Watching Delos made me realize that the actual mix of activities in this lifestyle is about 50% boat maintenance and tinkering, 40% sitting at anchor somewhere looking for things to do, and 10% actually sailing the boat.
The Delos folks have some presentations on their channel about the finances of it and the #1 message is basically “this only works financially if you do all the work yourself.”
My takeaway is that it seems like a fun lifestyle for people who like to tinker with things constantly, but it’s maybe not as relaxing as it seems from YouTube videos (which are edited, after all).
Well known saying: "Cruising is repairing your boat in exotic places." Getting replacement parts in exotic places tends to be expensive and takes a lot of time and energy. The more "modern" your boat is, the more expensive and difficult it is to repair.

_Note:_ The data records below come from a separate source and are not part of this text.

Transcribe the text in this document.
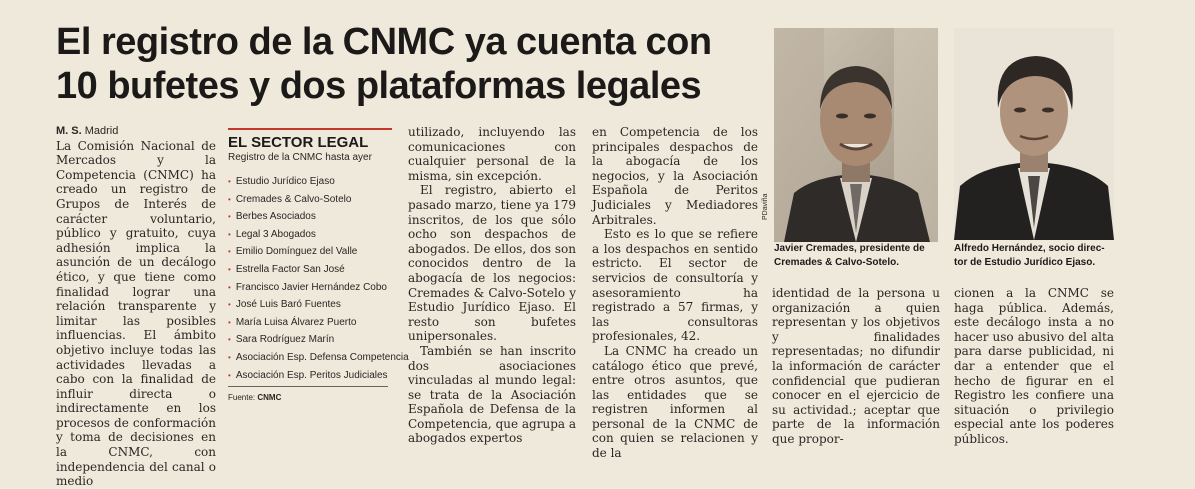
El registro de la CNMC ya cuenta con
10 bufetes y dos plataformas legales
M. S. Madrid

La Comisión Nacional de Mercados y la Competencia (CNMC) ha creado un registro de Grupos de Interés de carácter voluntario, público y gratuito, cuya adhesión implica la asunción de un decálogo ético, y que tiene como finalidad lograr una relación transparente y limitar las posibles influencias. El ámbito objetivo incluye todas las actividades llevadas a cabo con la finalidad de influir directa o indirectamente en los procesos de conformación y toma de decisiones en la CNMC, con independencia del canal o medio

EL SECTOR LEGAL
Registro de la CNMC hasta ayer
• Estudio Jurídico Ejaso
• Cremades & Calvo-Sotelo
• Berbes Asociados
• Legal 3 Abogados
• Emilio Domínguez del Valle
• Estrella Factor San José
• Francisco Javier Hernández Cobo
• José Luis Baró Fuentes
• María Luisa Álvarez Puerto
• Sara Rodríguez Marín
• Asociación Esp. Defensa Competencia
• Asociación Esp. Peritos Judiciales
Fuente: CNMC

utilizado, incluyendo las comunicaciones con cualquier personal de la misma, sin excepción.

El registro, abierto el pasado marzo, tiene ya 179 inscritos, de los que sólo ocho son despachos de abogados. De ellos, dos son conocidos dentro de la abogacía de los negocios: Cremades & Calvo-Sotelo y Estudio Jurídico Ejaso. El resto son bufetes unipersonales.

También se han inscrito dos asociaciones vinculadas al mundo legal: se trata de la Asociación Española de Defensa de la Competencia, que agrupa a abogados expertos

en Competencia de los principales despachos de la abogacía de los negocios, y la Asociación Española de Peritos Judiciales y Mediadores Arbitrales.

Esto es lo que se refiere a los despachos en sentido estricto. El sector de servicios de consultoría y asesoramiento ha registrado a 57 firmas, y las consultoras profesionales, 42.

La CNMC ha creado un catálogo ético que prevé, entre otros asuntos, que las entidades que se registren informen al personal de la CNMC de con quien se relacionen y de la

PDaviña
Javier Cremades, presidente de
Cremades & Calvo-Sotelo.
Alfredo Hernández, socio direc-
tor de Estudio Jurídico Ejaso.

identidad de la persona u organización a quien representan y los objetivos y finalidades representadas; no difundir la información de carácter confidencial que pudieran conocer en el ejercicio de su actividad.; aceptar que parte de la información que propor-

cionen a la CNMC se haga pública. Además, este decálogo insta a no hacer uso abusivo del alta para darse publicidad, ni dar a entender que el hecho de figurar en el Registro les confiere una situación o privilegio especial ante los poderes públicos.
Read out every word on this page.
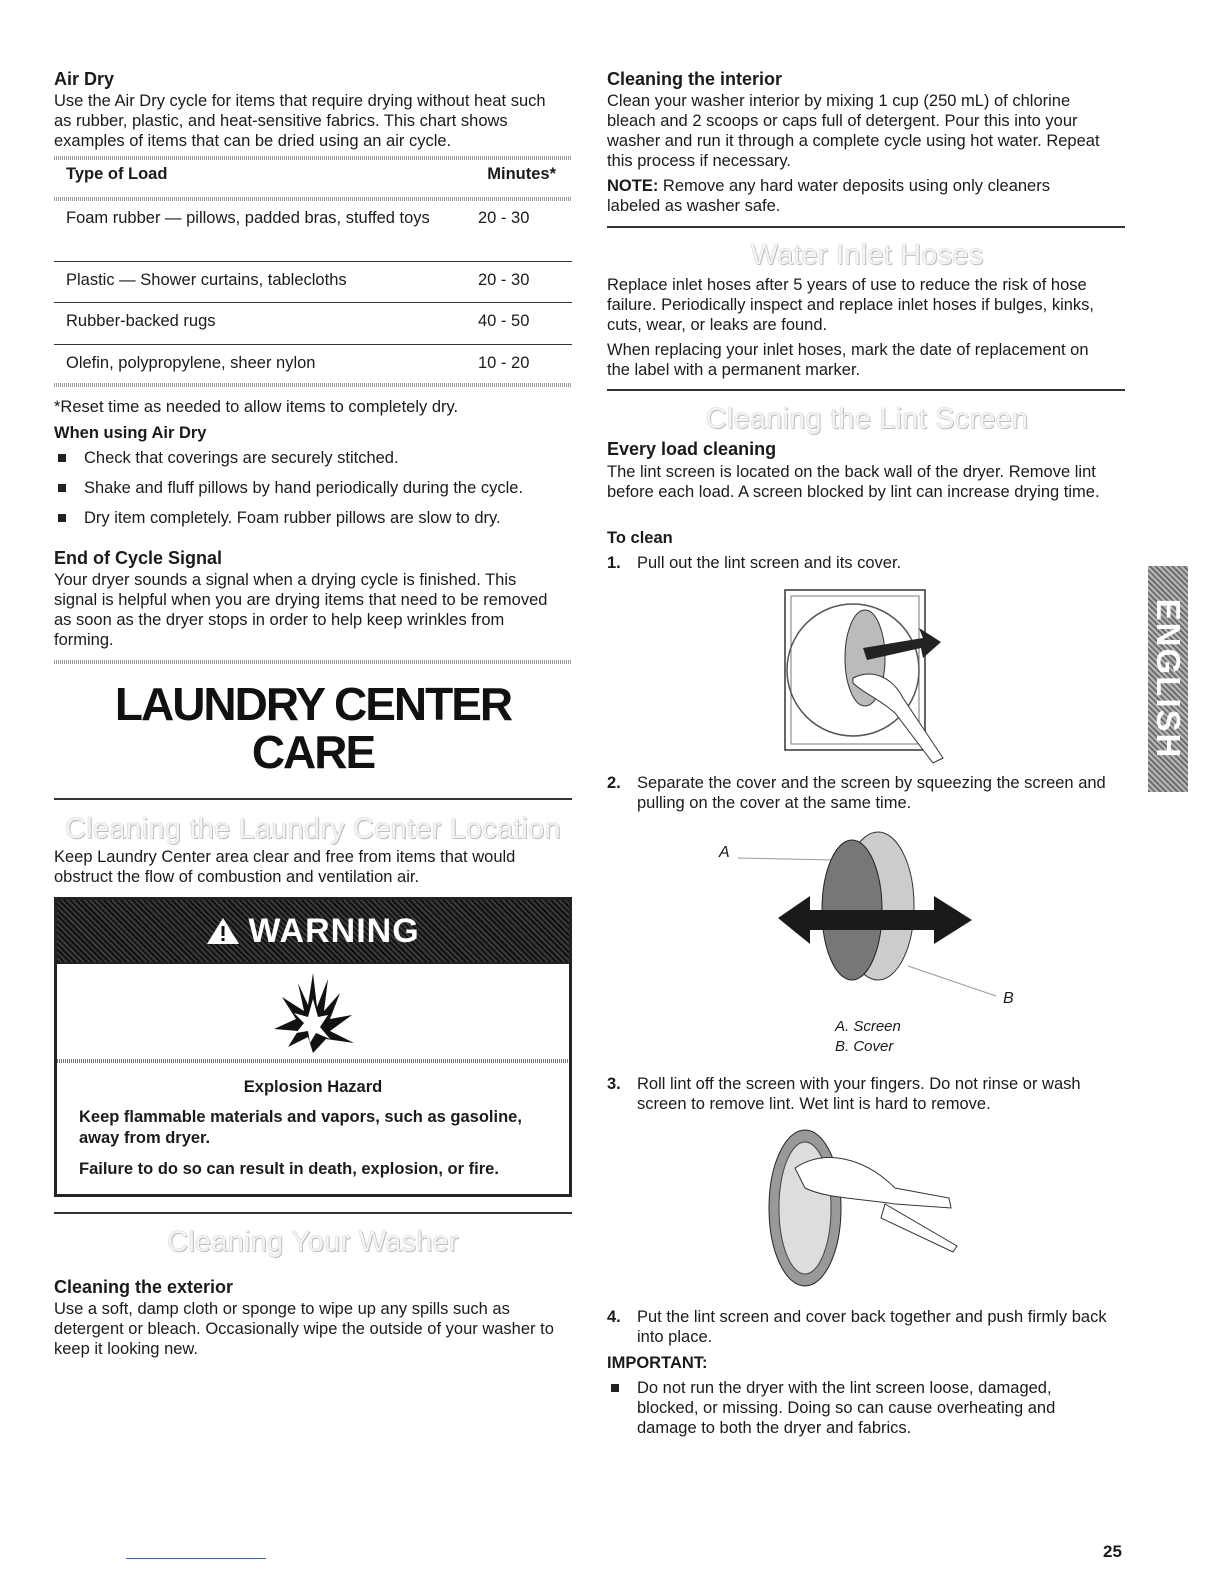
Air Dry

Use the Air Dry cycle for items that require drying without heat such as rubber, plastic, and heat-sensitive fabrics. This chart shows examples of items that can be dried using an air cycle.

Type of Load	Minutes*
Foam rubber — pillows, padded bras, stuffed toys	20 - 30
Plastic — Shower curtains, tablecloths	20 - 30
Rubber-backed rugs	40 - 50
Olefin, polypropylene, sheer nylon	10 - 20

*Reset time as needed to allow items to completely dry.

When using Air Dry

Check that coverings are securely stitched.
Shake and fluff pillows by hand periodically during the cycle.
Dry item completely. Foam rubber pillows are slow to dry.
End of Cycle Signal

Your dryer sounds a signal when a drying cycle is finished. This signal is helpful when you are drying items that need to be removed as soon as the dryer stops in order to help keep wrinkles from forming.

LAUNDRY CENTER
CARE
Cleaning the Laundry Center Location

Keep Laundry Center area clear and free from items that would obstruct the flow of combustion and ventilation air.

WARNING
Explosion Hazard
Keep flammable materials and vapors, such as gasoline, away from dryer.
Failure to do so can result in death, explosion, or fire.
Cleaning Your Washer
Cleaning the exterior

Use a soft, damp cloth or sponge to wipe up any spills such as detergent or bleach. Occasionally wipe the outside of your washer to keep it looking new.

Cleaning the interior

Clean your washer interior by mixing 1 cup (250 mL) of chlorine bleach and 2 scoops or caps full of detergent. Pour this into your washer and run it through a complete cycle using hot water. Repeat this process if necessary.

NOTE: Remove any hard water deposits using only cleaners labeled as washer safe.

Water Inlet Hoses

Replace inlet hoses after 5 years of use to reduce the risk of hose failure. Periodically inspect and replace inlet hoses if bulges, kinks, cuts, wear, or leaks are found.

When replacing your inlet hoses, mark the date of replacement on the label with a permanent marker.

Cleaning the Lint Screen
Every load cleaning

The lint screen is located on the back wall of the dryer. Remove lint before each load. A screen blocked by lint can increase drying time.

To clean

1. Pull out the lint screen and its cover.
2. Separate the cover and the screen by squeezing the screen and pulling on the cover at the same time.
A
B
A. Screen
B. Cover
3. Roll lint off the screen with your fingers. Do not rinse or wash screen to remove lint. Wet lint is hard to remove.
4. Put the lint screen and cover back together and push firmly back into place.

IMPORTANT:

Do not run the dryer with the lint screen loose, damaged, blocked, or missing. Doing so can cause overheating and damage to both the dryer and fabrics.
ENGLISH
25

As you note, most of the cruising time is spent at anchor. A lot of time spent at anchor is dealing with provisioning because everything takes a dinghy ride (first pump out the water and maybe fix the outboard) and walking to the (small) store to buy from what they have on hand.
Yeah, Delos are pretty open about there being a lot of maintenance, and video editing (~80 hours work total per episode), they just don't show that most of the time because people (like me) want to see the other stuff.
As a boat owner, a lot of this is true. My boat is on the hard right now and the yard will handle some of the stuff that needs fixing, but I'm doing a lot myself for two reasons:
1. It costs me less real money
2. I enjoy it.
I'm a CTO, I spend my life in meetings, spreadsheets, documents, and sometimes a text editor, terminal or database console. On Friday I am heading to the boat with a friend. We will drink some beer, then on Saturday we will break out the spanners and service the seacocks, replace some interior trim we took out last time, fix the cockpit manual bilge pump and a few other things.
Honestly, this is the stuff I've been looking forward to more than anything in the last two weeks since I was last there.
If you want relaxing, charter a boat, pay a skipper, or get a hotel, no judgement :) I've never really been able to relax for more than a few hours without wanting to do something though, and sailing, or the inevitable maintenance, is a really happy thing for me to do.
Of course another advantage of doing this stuff yourself is that you can afford to hang around the Bahamas, or sail around the world, something that you can't do so well if you aren't willing to do maintenance yourself.
The Delos folks have some presentations on their channel about the finances of it and the #1 message is basically “this only works financially if you do all the work yourself.”
My takeaway is that it seems like a fun lifestyle for people who like to tinker with things constantly, but it’s maybe not as relaxing as it seems from YouTube videos (which are edited, after all).